In terms of what happens if the plant has to close early, there is a big problem with decommissioning. Decommissioning funds work on the basis of discounted cash flow—in other words, a liability that falls due in 50 years. You have to have enough money in place now, plus the interest it would earn for 50 years, to pay off the debt. If the plant closes early, you do not earn all that income and you have to bring forward the process of decommissioning, so there will be a big hole in the decommissioning funds.
I remind members of the Committee that the decommissioning funds that we have in the UK have continually failed. Consumers have paid three or four times over, only for the money to disappear and not be available for decommissioning. Decommissioning is a very serious issue. It appears to disappear because of the belief that you can invest a sum of money at 2.5% or 3%, in real terms, for 100 years.
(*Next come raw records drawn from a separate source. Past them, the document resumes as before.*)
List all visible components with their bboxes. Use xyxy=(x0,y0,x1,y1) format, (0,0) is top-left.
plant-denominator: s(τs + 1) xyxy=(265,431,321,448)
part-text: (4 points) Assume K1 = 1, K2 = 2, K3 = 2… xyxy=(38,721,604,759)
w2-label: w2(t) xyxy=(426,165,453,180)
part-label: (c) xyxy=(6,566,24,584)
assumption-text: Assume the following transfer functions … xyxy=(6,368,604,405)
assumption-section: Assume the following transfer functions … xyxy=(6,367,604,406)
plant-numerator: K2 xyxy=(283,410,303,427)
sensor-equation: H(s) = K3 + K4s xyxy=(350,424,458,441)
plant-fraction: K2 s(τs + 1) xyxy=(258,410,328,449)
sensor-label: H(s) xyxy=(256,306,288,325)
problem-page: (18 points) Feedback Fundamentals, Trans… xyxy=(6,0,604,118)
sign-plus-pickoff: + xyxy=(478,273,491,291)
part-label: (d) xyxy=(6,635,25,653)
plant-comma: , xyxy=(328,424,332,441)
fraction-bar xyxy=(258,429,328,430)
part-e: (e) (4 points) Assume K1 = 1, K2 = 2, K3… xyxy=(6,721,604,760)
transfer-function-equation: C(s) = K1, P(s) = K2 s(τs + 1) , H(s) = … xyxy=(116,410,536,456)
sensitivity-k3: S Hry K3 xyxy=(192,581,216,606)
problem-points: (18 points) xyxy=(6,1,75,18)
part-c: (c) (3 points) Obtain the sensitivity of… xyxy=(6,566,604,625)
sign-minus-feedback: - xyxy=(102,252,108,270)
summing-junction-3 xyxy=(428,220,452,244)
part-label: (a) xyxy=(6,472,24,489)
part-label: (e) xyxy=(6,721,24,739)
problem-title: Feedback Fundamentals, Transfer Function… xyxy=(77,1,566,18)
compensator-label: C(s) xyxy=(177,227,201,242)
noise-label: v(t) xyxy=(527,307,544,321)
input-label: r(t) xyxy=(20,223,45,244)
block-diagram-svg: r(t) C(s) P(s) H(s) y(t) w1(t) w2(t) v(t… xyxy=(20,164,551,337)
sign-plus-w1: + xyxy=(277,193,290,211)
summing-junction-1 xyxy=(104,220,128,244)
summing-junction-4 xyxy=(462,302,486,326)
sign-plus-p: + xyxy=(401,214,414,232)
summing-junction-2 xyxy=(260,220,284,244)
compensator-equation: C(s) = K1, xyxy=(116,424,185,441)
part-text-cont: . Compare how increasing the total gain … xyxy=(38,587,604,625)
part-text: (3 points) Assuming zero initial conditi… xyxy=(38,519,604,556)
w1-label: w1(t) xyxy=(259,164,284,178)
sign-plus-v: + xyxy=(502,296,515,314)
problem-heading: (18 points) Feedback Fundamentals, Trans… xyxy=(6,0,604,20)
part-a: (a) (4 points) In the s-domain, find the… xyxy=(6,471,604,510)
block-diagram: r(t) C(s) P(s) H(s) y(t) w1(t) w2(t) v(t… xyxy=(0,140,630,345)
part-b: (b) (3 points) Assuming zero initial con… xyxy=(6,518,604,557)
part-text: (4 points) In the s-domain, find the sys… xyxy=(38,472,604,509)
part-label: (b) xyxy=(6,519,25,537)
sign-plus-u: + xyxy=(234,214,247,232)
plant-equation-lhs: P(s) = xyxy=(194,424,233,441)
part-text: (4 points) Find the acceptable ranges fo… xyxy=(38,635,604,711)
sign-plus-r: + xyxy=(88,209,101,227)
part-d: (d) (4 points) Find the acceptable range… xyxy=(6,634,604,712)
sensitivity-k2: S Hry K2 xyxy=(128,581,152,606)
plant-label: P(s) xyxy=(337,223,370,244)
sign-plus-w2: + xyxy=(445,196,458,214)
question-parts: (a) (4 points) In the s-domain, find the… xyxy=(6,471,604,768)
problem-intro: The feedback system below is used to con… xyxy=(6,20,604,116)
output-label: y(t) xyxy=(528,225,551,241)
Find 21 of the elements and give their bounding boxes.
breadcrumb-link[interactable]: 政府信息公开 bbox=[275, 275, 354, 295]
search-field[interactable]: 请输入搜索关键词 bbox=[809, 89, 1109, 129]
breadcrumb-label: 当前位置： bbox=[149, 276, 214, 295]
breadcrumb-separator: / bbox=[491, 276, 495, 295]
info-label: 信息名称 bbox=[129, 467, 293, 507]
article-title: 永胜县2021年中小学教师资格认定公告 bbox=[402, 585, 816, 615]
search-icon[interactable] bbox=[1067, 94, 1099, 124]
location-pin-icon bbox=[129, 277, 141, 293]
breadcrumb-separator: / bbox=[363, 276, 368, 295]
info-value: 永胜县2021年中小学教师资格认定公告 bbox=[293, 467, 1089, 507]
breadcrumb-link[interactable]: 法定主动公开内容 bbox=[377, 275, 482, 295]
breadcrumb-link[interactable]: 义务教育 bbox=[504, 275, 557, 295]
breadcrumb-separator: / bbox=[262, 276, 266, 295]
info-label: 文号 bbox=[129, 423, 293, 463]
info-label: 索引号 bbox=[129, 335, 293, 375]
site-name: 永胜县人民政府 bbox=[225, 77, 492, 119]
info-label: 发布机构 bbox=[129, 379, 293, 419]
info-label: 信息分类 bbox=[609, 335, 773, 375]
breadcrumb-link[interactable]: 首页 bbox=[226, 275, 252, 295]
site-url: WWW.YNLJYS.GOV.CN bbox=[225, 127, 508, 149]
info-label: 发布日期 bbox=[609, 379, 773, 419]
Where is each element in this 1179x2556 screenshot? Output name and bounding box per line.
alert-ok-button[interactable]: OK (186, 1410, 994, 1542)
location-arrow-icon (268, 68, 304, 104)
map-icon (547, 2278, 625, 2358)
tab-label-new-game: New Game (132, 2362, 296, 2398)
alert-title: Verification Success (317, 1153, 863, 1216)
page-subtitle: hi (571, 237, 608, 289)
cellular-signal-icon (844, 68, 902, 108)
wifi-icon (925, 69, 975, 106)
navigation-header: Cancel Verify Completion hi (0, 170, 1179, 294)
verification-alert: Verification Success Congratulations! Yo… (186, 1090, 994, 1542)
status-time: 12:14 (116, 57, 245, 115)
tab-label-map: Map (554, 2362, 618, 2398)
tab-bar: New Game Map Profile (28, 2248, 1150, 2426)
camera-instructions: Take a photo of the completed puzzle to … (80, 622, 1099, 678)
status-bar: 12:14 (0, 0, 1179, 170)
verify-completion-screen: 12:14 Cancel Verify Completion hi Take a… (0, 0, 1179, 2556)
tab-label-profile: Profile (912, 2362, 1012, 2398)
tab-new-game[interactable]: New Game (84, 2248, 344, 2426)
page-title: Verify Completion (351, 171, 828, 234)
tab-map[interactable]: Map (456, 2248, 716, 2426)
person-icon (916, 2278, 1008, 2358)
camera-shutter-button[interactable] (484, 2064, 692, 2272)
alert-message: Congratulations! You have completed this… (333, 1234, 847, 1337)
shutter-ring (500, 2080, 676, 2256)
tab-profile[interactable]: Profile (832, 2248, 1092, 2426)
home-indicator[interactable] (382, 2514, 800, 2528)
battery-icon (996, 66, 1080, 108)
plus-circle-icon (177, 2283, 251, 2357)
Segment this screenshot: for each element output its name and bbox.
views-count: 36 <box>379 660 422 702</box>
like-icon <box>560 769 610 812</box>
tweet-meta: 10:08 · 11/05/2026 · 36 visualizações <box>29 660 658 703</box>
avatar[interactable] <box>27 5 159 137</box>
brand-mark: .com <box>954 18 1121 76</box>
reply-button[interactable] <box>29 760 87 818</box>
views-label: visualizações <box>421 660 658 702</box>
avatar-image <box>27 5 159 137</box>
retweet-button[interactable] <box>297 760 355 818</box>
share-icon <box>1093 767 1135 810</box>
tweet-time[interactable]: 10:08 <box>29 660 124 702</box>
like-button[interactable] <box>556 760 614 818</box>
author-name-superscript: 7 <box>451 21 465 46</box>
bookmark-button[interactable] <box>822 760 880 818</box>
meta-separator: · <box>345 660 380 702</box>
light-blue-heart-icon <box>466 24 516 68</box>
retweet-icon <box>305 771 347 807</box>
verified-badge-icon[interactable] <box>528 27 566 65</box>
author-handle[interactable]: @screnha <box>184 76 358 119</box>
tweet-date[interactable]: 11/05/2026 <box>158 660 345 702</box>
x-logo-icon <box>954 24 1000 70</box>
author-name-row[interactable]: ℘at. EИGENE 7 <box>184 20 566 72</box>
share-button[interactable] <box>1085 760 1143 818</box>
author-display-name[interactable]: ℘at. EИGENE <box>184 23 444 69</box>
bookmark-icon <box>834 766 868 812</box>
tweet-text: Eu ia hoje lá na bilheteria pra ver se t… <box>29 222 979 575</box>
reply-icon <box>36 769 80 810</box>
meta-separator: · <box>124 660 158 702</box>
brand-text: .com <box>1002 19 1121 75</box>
That is not the case, I am afraid—not on the historical evidence.
Q Under this current proposal, in effect, the decommissioning risk—some funding is built in, but the actual risk if costs increase or the liabilities kick in early—currently sits with the consumers.
Professor Thomas:
The only people who can pay are taxpayers. If the company goes bust, unless you have powers to pursue the companies back to their parents, and the parents are still there to pay off, you will be left with the taxpayers. We are talking about a process that happens something like 100 or 120 years after the plant starts up. The chances of an entity that owns the plant at the start still being around in 120 years’ time seems to be very slight, so I do not think that you will be able to pursue companies and you will end up with taxpayers having to foot the bill, as is the case with the Magnox plants now—that is being funded entirely by taxpayers.
Q Does a 60-year funding model under RAB make sense given that the maximum lifespan of a nuclear power station to date has been 40 years? Why therefore is it a 60-year funding model?
Doug, did you want to come in on that?
Doug Parr:
Only as a rejoinder to what Stephen said about the risk of underperformance, if not early closure. Remember that the EPR that was constructed in Taishan is offline at the moment, because of a fuel issue. It has been offline for about three months, I think, and that is only three years into its operation. Underperformance, if not early closure, is a tangible issue even with that model of reactor.
If there are no further questions from Members, I thank the witnesses for their evidence. Thank you very much for attending. That brings us to the end of our oral evidence session today. The Committee will meet again on Thursday to begin line-by-line scrutiny of the Bill, meeting at 11.30 am in Committee Room 11.